[ILUG] De Euro

Declan Moriarty declan.moriarty at ntlworld.ie
Thu Jan 3 18:16:32 GMT 2002


Was it John P. Looney who wrote on Thursday 03 January 2002 11:01:
> On Thu, Jan 03, 2002 at 10:54:29AM +0000, Declan Moriarty mentioned:
> > How many of you can write a 'euro' in X? I havew it in a console, but X
> > is proving awkward. Where do you get it??
>
>  That's a mad big sig there declan...

I'm an Electronic Hardware head, also available as tech.genius at ntlworld.ie, 
so you can guess the sales line  - "The Electronic Genius". Mind you, the 
'genius' bit is  a positive embarassment in the linux fraternity, but folks 
are too kind to slag me off that often.
>
>  Anyway. You need to use an iso-8859-15 font, in your application. It's
> the one with euro support.

Yeah, I read that much and got that far.
>
>  Next, you have to set it up...something like;
>
> xmodmap -e 'keycode 26 = e E currency'
> xmodmap -e 'keycode 54 = c C cent'

This gives me '?' (I see O with a circumflex) on Alt-Gr_e, and '¢'  (A 
circumflex) on Alt-Gr_c. That's under kmail. In a terminal,  In a terminal,  
I get the cent sign, but the euro comes out like an 'o' with the 4 ends of an 
'x' but not the middle.  If I write a euro in console mode, and hexedit the 
file, it comes out as 0xA4, not 0x26 :-/. Yet, open it with vi and I'll see a 
capital sized euro sign.

The fonts are from jim knoble
http://www.ntrnet.net/~jknoble/fonts Built from source. They give neep, (aka 
Nouveau Gothic) neep alt, and modd in a variety of sizes.
>
>  should set it up so that pressing Alt-GR and E will give euro, and Alt-GR
> and C will give a cent symbol...you should be able to run these from the
> ~/.xsession script, which is run when you log in.

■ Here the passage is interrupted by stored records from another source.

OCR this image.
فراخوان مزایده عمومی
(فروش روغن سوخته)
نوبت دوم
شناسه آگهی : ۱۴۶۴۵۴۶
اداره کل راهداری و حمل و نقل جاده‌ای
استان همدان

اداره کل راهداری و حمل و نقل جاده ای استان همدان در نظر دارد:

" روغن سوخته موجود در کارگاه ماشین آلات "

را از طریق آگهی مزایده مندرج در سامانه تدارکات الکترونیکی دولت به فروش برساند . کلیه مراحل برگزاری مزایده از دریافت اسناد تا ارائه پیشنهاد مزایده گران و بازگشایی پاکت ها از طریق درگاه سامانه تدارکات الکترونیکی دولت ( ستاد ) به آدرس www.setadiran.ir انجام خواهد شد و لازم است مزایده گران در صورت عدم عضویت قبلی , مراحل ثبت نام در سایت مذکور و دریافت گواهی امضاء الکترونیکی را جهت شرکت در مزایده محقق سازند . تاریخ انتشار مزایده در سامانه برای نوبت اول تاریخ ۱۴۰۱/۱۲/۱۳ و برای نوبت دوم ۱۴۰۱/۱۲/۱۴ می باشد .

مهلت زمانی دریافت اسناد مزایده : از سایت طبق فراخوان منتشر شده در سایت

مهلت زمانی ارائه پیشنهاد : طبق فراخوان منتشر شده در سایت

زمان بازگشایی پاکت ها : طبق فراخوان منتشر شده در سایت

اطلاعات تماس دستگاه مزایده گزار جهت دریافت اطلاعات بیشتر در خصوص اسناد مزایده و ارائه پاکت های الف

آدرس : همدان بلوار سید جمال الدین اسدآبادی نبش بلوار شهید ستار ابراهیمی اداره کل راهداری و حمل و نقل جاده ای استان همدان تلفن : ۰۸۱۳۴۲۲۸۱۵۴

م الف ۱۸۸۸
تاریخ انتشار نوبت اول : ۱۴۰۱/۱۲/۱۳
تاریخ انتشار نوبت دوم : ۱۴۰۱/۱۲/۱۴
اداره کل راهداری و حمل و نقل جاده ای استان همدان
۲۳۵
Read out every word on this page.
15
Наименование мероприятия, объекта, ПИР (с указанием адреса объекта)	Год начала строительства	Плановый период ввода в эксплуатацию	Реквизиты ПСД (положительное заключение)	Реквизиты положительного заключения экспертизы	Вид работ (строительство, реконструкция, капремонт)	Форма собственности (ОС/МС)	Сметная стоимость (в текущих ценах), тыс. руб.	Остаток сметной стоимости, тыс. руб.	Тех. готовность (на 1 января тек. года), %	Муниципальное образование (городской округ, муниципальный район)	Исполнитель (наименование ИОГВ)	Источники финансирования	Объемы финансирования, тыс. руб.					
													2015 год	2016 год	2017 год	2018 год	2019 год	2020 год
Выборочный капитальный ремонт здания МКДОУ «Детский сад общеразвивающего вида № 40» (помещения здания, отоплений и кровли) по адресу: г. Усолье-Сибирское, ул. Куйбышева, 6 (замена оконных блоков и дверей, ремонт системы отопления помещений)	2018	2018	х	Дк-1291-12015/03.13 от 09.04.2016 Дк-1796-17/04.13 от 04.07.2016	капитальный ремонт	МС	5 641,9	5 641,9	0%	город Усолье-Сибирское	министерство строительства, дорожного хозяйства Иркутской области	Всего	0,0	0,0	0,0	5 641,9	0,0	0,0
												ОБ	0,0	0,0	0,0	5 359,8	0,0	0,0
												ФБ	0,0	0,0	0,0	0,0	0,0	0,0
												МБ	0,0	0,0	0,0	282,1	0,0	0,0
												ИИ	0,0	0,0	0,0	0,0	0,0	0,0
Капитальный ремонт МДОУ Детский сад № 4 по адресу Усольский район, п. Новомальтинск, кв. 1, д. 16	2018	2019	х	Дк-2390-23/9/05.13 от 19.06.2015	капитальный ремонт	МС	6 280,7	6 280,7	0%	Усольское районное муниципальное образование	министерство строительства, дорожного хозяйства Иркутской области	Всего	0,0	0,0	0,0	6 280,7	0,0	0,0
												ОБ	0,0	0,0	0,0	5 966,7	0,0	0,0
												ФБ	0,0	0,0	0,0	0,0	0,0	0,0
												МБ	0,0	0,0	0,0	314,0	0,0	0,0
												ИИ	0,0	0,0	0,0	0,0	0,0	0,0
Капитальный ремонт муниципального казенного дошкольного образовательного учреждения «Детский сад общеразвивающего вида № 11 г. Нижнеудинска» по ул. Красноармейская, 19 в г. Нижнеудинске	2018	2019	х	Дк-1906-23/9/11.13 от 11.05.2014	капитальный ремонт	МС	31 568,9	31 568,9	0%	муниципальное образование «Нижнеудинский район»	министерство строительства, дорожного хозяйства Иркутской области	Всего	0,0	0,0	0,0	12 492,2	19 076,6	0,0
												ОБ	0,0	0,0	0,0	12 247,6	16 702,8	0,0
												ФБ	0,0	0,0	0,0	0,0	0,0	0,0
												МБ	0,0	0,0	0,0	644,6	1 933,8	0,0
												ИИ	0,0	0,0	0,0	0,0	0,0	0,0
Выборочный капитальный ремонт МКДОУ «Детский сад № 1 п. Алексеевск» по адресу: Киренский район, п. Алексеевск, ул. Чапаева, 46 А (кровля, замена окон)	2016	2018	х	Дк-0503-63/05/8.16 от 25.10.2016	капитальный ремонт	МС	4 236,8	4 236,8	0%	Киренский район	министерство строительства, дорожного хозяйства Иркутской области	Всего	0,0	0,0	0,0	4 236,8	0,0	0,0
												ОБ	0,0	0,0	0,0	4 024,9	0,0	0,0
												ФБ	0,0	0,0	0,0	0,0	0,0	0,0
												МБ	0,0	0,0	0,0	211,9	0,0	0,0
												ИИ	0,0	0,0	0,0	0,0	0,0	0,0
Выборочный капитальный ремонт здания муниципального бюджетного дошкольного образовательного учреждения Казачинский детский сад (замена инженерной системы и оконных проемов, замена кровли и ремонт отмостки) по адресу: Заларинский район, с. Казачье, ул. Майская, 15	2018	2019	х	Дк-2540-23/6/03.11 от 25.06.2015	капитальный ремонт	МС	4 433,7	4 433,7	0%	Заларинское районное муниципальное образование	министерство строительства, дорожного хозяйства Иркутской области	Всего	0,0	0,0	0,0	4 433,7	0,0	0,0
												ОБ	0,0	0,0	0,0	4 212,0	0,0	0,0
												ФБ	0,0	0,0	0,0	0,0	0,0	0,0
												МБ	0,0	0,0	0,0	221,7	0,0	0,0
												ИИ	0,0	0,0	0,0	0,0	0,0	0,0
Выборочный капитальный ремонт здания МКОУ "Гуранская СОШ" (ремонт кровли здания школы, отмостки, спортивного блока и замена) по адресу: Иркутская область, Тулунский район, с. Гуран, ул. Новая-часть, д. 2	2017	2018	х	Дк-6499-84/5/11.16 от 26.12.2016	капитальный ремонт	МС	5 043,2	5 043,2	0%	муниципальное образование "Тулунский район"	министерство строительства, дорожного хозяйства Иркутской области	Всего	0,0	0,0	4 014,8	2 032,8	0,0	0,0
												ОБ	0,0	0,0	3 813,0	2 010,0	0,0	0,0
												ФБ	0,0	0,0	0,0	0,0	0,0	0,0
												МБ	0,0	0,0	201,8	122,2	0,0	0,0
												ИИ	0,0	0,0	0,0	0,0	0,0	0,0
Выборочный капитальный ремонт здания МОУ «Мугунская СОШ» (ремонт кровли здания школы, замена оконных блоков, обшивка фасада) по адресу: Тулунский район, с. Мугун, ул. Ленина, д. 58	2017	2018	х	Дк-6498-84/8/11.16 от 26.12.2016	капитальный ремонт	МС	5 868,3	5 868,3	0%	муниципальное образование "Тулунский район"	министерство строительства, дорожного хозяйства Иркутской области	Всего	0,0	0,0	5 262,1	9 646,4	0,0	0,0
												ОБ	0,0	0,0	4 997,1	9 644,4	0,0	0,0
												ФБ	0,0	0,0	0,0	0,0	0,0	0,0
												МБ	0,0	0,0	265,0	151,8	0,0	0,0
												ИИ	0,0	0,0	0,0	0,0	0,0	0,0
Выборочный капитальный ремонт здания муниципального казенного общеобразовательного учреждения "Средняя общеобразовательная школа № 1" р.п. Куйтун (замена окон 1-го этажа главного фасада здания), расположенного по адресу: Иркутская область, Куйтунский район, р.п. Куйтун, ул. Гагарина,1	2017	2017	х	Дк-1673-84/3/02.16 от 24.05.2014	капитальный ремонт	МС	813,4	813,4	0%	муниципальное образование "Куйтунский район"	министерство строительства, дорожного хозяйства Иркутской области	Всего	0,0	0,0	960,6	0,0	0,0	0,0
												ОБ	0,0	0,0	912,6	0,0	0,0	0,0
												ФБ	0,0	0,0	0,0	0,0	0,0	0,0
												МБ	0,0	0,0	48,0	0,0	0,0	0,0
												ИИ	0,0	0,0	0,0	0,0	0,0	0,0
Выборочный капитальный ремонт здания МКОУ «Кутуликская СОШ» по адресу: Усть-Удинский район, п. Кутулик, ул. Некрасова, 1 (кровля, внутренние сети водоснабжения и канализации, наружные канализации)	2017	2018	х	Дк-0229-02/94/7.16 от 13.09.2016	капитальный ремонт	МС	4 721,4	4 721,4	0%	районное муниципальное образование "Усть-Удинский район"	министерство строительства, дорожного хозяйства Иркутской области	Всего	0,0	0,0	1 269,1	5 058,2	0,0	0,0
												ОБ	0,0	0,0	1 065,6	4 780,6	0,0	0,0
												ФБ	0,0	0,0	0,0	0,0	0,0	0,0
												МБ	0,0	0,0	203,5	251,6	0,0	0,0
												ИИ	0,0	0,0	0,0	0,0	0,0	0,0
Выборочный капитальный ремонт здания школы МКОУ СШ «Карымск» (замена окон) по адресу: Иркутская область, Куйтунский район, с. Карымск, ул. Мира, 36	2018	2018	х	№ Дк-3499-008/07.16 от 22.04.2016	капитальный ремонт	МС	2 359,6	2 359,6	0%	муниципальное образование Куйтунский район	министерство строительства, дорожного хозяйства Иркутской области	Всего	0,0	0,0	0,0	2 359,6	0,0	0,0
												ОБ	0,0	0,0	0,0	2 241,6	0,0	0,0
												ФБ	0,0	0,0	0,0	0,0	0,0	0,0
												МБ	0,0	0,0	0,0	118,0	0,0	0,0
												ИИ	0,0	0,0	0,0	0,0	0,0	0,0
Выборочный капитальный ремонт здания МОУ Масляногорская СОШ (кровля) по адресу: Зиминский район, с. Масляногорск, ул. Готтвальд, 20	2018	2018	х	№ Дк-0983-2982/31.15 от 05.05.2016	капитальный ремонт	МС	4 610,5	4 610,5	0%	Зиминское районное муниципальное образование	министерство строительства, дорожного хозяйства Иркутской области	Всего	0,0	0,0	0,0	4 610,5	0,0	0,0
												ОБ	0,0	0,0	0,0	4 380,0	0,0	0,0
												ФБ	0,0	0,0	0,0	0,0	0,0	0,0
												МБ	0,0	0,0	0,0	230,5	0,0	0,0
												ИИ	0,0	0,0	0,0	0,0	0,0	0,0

This thing doesn't use ./xsession, AFAIK, but xtart from Mandrake which gives 
a menu of window managers. Don't worry though - I'll find somewhere to put it 
if it does any good :-/.

Do I have to tell it anywhere what the euro sign actually looks like? How 
does it know what to print?

-- 
	Regards,


	Declan Moriarty




Applied Researches - Ireland's Foremost Electronic Hardware Genius

	A Slightly Serious(TM) Company

Experience is like a comb, 
that Life gives you - AFTER all your hair has fallen out!